After eyeballing sparse seasonal snowfall totals across the Lower Peninsula, Kyle Lafrinere steps outside his office and assesses the crowd at Marquette Mountain, where guests are hitting the hills, riding the terrain park rails and heading out for some backcountry skiing.
“We definitely haven’t had that problem here,” Lafrinere said, with a bit of a laugh, referring to the accumulation of snow elsewhere in Michigan. “We’re using all natural snow, better snow than what the machines make. But we’ve upgraded our snowmaking infrastructure, so when we need it, we’ll have it. New snow guns, new pump system, those will keep us going (later than most ski areas).”
Marquette Mountain opened in mid-November and Lafrinere expects that it will remain open until mid-April, making it a prime attraction for ski-deprived snow-seekers across Michigan. Snowfall is down in Michigan except for the Upper Peninsula, and as usual, winter will last longer in Marquette, providing an outlet for fatbikers, snowshoers and snowmobilers who have been stymied by the lack of storms.
“If you’re looking to get outside, there’s no better place than Marquette in the winter,” Lafrinere said. “We’ve got everything that you want to do in the area. There’s a lot of variety for skiers of all abilities here to enjoy themselves.
“Plus, there are all sorts of options for people who want to do other activities. It’s pretty amazing to have a spot where you can do it all.”

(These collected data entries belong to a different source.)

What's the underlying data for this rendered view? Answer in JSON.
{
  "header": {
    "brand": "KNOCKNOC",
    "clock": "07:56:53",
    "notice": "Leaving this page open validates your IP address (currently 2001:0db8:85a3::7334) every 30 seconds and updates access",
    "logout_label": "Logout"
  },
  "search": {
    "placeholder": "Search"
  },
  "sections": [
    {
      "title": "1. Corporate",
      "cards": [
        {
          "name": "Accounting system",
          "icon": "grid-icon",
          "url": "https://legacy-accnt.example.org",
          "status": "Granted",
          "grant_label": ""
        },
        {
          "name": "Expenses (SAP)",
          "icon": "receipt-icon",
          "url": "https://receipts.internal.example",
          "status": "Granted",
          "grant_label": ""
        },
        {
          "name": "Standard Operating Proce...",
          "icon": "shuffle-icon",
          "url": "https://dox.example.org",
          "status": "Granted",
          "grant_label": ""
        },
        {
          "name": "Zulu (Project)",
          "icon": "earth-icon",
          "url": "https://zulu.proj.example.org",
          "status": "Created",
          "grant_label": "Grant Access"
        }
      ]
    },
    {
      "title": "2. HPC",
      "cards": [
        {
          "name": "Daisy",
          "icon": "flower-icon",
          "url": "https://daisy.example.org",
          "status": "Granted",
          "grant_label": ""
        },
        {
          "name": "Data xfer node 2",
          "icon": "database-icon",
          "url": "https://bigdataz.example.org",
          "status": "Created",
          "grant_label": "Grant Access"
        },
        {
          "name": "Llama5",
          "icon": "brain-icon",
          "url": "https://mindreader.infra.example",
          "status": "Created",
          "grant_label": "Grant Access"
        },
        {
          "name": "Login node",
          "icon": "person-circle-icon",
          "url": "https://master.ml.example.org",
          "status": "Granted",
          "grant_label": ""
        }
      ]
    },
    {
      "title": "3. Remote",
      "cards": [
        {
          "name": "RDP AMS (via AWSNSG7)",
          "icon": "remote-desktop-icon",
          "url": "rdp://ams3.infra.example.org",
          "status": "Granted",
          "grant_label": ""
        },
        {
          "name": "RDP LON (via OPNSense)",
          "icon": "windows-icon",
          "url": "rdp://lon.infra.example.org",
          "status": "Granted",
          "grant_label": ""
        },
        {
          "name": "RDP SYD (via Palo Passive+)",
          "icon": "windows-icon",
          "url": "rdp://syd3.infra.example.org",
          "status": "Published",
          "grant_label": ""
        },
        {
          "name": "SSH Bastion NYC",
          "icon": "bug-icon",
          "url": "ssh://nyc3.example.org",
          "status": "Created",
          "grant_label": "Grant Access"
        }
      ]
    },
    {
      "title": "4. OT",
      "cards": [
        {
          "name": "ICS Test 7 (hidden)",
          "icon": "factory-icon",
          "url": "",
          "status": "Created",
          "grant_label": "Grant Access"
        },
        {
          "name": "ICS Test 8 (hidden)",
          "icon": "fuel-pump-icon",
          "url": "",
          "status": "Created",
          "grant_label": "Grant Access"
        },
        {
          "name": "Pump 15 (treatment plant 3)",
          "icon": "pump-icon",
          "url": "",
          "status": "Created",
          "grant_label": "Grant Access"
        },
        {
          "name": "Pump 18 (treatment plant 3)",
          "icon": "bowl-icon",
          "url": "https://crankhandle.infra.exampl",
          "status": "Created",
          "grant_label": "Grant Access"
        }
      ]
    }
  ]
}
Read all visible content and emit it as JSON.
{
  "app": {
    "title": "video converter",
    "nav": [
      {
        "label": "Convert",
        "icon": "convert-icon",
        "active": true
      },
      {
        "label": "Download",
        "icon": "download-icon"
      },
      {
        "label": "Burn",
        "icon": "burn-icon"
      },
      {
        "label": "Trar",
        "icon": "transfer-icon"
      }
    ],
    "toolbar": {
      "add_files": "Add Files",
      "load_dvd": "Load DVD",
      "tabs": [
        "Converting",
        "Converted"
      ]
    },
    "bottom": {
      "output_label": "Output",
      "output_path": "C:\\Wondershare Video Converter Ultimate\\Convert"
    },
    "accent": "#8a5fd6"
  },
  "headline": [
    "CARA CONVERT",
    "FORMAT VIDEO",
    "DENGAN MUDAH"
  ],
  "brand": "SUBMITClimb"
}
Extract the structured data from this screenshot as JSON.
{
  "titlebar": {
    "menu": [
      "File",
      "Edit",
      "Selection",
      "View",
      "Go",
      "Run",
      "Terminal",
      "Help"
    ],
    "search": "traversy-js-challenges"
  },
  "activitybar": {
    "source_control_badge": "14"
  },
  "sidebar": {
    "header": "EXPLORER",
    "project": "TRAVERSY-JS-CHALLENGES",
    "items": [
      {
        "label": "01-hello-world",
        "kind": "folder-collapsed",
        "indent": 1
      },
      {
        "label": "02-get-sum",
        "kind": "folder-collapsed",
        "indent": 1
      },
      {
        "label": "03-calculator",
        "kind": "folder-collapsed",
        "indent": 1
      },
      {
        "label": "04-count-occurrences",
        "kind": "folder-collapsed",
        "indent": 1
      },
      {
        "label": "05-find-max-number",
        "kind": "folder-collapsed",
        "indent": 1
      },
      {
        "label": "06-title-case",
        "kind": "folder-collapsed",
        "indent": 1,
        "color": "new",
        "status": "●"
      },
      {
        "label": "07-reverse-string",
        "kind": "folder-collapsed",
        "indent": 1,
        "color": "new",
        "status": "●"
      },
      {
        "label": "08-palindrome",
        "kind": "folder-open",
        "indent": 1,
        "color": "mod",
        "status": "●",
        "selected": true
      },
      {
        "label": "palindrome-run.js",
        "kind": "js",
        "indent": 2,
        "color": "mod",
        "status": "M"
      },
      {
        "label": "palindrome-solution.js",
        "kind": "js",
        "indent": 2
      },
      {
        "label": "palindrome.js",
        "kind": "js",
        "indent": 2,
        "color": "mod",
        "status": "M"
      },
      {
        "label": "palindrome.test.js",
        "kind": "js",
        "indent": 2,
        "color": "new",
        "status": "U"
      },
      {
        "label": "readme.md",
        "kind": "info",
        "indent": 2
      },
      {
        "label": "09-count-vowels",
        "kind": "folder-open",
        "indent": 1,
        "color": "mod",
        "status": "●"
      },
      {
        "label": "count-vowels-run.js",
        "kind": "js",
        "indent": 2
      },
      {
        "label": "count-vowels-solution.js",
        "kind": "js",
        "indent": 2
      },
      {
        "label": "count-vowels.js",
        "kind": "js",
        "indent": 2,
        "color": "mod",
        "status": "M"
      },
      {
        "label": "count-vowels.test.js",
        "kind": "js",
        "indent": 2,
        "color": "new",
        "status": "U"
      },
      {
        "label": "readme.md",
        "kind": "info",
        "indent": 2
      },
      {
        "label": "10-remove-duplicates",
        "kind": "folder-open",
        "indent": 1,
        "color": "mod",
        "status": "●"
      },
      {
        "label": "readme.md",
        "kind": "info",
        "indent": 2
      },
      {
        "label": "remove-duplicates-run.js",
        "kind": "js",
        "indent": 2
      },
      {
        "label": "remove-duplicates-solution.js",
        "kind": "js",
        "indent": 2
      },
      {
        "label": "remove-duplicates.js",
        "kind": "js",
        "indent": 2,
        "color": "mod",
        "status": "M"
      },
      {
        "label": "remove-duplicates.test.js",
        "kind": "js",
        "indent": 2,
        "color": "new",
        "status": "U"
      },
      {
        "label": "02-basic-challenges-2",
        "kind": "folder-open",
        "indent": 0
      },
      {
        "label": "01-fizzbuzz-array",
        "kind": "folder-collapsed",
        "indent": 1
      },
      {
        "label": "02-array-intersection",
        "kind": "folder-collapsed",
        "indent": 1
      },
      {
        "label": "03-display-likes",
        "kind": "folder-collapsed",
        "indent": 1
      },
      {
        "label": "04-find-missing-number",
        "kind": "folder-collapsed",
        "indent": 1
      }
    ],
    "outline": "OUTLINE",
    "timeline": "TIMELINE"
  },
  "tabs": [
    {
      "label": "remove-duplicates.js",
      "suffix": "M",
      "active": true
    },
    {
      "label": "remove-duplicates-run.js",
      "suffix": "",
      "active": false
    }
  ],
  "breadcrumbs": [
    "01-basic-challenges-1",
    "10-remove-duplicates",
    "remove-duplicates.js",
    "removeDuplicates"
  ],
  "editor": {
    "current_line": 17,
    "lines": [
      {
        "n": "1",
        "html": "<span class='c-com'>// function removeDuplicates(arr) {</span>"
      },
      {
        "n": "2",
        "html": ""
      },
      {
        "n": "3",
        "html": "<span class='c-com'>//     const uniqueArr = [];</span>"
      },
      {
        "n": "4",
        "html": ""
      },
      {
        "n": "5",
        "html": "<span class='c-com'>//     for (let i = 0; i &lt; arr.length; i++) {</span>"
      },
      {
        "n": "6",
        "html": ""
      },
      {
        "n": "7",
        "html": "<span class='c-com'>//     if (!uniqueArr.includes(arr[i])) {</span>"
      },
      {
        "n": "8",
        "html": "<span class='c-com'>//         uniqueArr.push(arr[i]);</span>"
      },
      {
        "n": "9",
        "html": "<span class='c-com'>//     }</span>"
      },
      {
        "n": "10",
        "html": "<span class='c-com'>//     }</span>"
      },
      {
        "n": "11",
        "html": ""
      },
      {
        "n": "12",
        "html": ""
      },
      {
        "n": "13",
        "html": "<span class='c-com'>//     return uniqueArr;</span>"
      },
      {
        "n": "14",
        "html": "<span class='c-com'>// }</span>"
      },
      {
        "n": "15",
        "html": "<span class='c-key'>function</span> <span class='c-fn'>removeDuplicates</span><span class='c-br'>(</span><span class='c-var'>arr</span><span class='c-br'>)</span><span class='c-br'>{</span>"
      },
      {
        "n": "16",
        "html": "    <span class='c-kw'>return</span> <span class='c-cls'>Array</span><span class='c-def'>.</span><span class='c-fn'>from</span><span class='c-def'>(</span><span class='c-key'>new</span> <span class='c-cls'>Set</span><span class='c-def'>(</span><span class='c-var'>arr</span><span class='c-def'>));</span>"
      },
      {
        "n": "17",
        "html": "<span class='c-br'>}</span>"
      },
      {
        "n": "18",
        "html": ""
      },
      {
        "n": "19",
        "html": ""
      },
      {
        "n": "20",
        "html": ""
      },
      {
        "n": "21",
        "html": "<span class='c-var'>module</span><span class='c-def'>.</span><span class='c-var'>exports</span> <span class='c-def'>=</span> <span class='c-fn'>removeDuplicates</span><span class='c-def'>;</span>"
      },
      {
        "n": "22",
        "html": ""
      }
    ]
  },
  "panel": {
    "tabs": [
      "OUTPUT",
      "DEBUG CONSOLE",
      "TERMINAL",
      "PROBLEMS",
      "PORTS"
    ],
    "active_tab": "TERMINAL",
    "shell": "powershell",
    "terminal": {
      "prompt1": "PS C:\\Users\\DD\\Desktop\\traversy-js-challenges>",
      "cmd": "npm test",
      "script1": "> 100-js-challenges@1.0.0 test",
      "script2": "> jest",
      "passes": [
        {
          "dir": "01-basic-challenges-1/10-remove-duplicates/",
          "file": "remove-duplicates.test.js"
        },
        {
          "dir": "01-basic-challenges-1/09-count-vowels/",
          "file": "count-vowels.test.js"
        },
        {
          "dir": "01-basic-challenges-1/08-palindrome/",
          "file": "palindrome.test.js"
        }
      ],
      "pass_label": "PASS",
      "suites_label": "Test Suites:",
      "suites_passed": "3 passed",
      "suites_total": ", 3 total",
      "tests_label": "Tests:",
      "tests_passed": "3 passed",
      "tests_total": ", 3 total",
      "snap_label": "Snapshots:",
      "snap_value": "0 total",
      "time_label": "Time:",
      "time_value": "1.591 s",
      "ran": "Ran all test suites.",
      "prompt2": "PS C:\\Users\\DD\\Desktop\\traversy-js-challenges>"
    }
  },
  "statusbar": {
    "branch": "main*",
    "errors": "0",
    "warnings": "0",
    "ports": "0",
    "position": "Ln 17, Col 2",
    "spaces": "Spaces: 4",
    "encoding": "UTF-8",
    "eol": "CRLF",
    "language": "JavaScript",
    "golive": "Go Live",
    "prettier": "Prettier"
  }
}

Here’s a rundown of what to experience in Marquette, including a primer on where to grab brunch to fuel your adventures:
The all-purpose 50K trail system with point to point journeys or looped adventures can be used for snowshoeing, hiking and cross-country skiing. The fast trail features flowy terrain, steep descents and large bermed turns at different points on outings. Ski and snowshoe rentals are available at the Forestville Trailhead, which is popular among first time visitors. Users on foot or snowshoe should avoid trails that are groomed for skiing. Dogs are welcome, on-leash, on many of the trail routes.
Trails up Sugarloaf Mountain and Blueberry Ridge remain popular in the winter. Snow-covered views of the Marquette region and its features are breath-taking. The half-mile trail will be slower-going with snow, but the terrain is manageable for people of all fitness and skill levels. The city’s 12-mile multi-use trail is another great option to get those steps in. The Eben Ice Caves, Yellow Dog Falls and Hogsback Mountain are other potential outings.
Marquette is home to more than 60 miles of bike trails that can be used during the winter months, showing that the riding doesn’t have to wait for the warmer months (although the trails are great then, too.) The Noquemanon network is known for its ability to challenge all users while also offering rides for beginners. Meanwhile, the Range Area Mountain Bike Association in Ispheming has 20 miles of groomed winter trails among its 77 total miles of handbuilt singletrack. There are multiple trailheads that can be found here.
The U.P. is a snowmobilers Mecca with 58 trails covering more than 400 miles, all maintained by various clubs and organizations. There are stops for good food and fuel along the way as you travel through dense forests, wide open ranges and experience up to 3,000 feet of elevation change. Find all the resources, including maps, trail conditions and regulations to learn before your travels.
There are 11 amazing waterfall options around Marquette. The changing seasons give waterfalls a unique look whenever visitors travel north to explore, but the late winter and early spring produce water volumes that peak with the snow melt. The mesmerizing views and sound of rushing water will make visitors feel like they’ve stumbled upon one of the most beautiful places on earth. Family and pet friendly options include Wright Street Falls in Marquette and Laughing Whitefish Falls State Park in nearby Alger County. Morgan Creek Falls is another great choice, but the trail is open to snowmobilers until March 31 so hikers may want to wait until April 1.